Papers
arxiv:2310.02238

Who's Harry Potter? Approximate Unlearning in LLMs

Published on Oct 3, 2023
Authors:

Abstract

Large language models (LLMs) are trained on massive internet corpora that often contain copyrighted content. This poses legal and ethical challenges for the developers and users of these models, as well as the original authors and publishers. In this paper, we propose a novel technique for unlearning a subset of the training data from a LLM, without having to retrain it from scratch. We evaluate our technique on the task of unlearning the Harry Potter books from the Llama2-7b model (a generative language model recently open-sourced by Meta).
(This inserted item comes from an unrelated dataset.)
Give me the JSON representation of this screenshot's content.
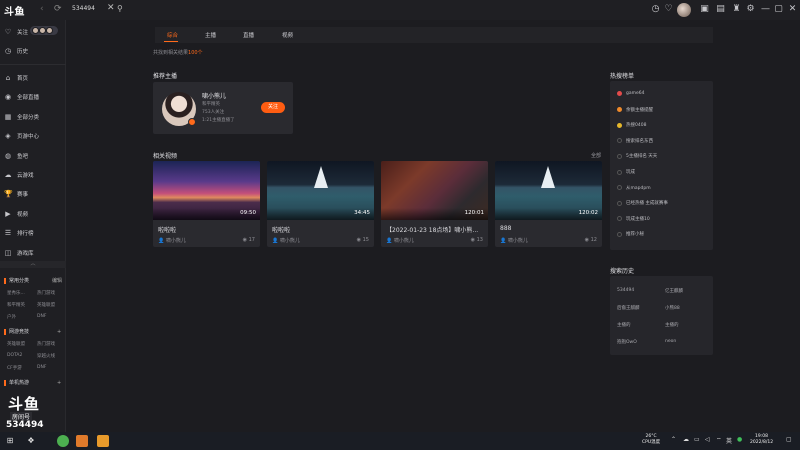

While the model took over 184K GPU-hours to pretrain, we show that in about 1 GPU hour of finetuning, we effectively erase the model's ability to generate or recall Harry Potter-related content, while its performance on common benchmarks (such as Winogrande, Hellaswag, arc, boolq and piqa) remains almost unaffected. We make our fine-tuned model publicly available on HuggingFace for community evaluation. To the best of our knowledge, this is the first paper to present an effective technique for unlearning in generative language models. Our technique consists of three main components: First, we use a reinforced model that is further trained on the target data to identify the tokens that are most related to the unlearning target, by comparing its logits with those of a baseline model. Second, we replace idiosyncratic expressions in the target data with generic counterparts, and leverage the model's own predictions to generate alternative labels for every token. These labels aim to approximate the next-token predictions of a model that has not been trained on the target data. Third, we finetune the model on these alternative labels, which effectively erases the original text from the model's memory whenever it is prompted with its context.

Community

I can't find the Github link claimed in the paper. Do the authors plan to release the code?

In addition, is there any plan to release the (completion-based and token-probability-based) prompts used in the evaluation? The description in Appendix 6.2.1 isn't clear to me. How is the "300-word long chunk" used in Figure 11? What's meant by " followed by a list of hand-curated examples"? Do you need to manually write examples to show how to create prompts based on the 300-word original text chunk?